Dr. Farig Yousuf Sadeque, currently an Assistant Professor at Brac University, presided over the webinar. He previously worked as an Associate Research Scientist at the Educational Testing Service in New Jersey and as a Research Fellow at the Computational Health Informatics Program at Harvard Medical School and Boston Children’s Hospital. In May 2019, he received his Ph.D. from the University of Arizona, where his research focused on user behavior analysis in social media using cutting-edge machine learning and natural language processing techniques.

Natural language processing is the next generation of device communication, and it has largely reinvented human-machine interactions. “Language is how people communicate with one another, form relationships, and foster a sense of community.” NLP combines computational linguistics (human language rule-based modeling) with statistical, machine learning, and deep learning models. These technologies, when combined, allow computers to process human language in the form of text or voice data and “understand” its full meaning, complete with the speaker’s or writer’s intent and sentiment. “Natural language processing strives to build machines that understand and respond to text or voice data—and respond with text or speech of their own—in much the same way humans do,” IBM writes. The ambiguities in human language make it extremely difficult to write software that precisely determines the desired understanding of the text or voice data. Homonyms, homophones, sarcasm, idioms, metaphors, grammar and usage exceptions, sentence structure variations—these are just a few of the human language discrepancies that take humans years to understand but that programmers must teach natural language-driven applications to recognize and understand appropriately from the beginning if those applications are to be beneficial.
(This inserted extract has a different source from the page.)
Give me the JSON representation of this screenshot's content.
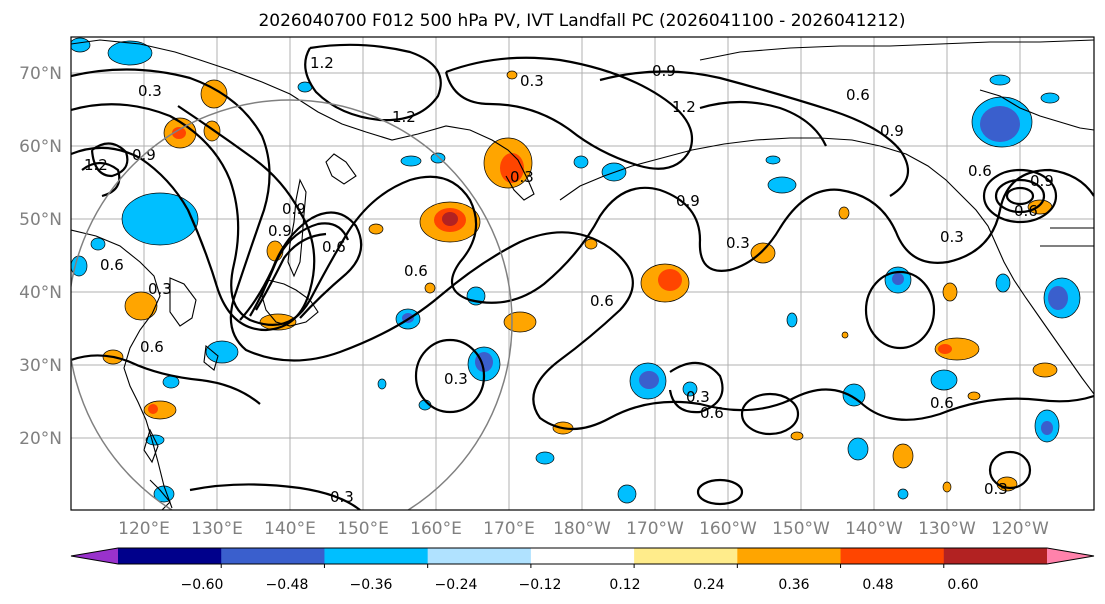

As an avid NLP enthusiast, our honorable speaker ensured that the webinar was interactive and informative enough to keep the participants’ attention without becoming monotonous on the subject matter. He discussed some major biases that can be observed while studying NLP. He began the webinar by displaying some pictures. He prompted the attendees to make connections between their everyday experiences and decisions, as well as to make interpretations of various issues. Dr. Sadeque’s key point showed how our interpretations have biases and how these biases translate to the models we train. He explained how gender biases, religious biases, and other factors enter into such models. He used social media comments to demonstrate such bias. If social media comments are used to train a model, not only positive but also negative comments will be processed. When a society’s mental bias is expressed through these comments, the machine is also trained in that manner. For example, if mental illness is perceived to be negative and silent, the model will recognize mental illness as a negative event. In a nutshell, the models represent our society, our way of thinking about various issues, and what we write, spread, and believe. Finally, he concluded that, while we, as computer scientists, cannot control societal biases, we should focus on developing machine learning models that are not a reflection of our flawed society.

Overall, the webinar provided attendees with an excellent learning opportunity. The interactive session broadcast a wide academic discussion session with dynamic and constructive findings. Finally, IEEE Brac University Computer Society Chapter Chair Azwaad Labiba Mohiuddin delivered her closing remarks, thanking everyone for their attendance. Pleasantries were shared, and thus a lively webinar came to an end.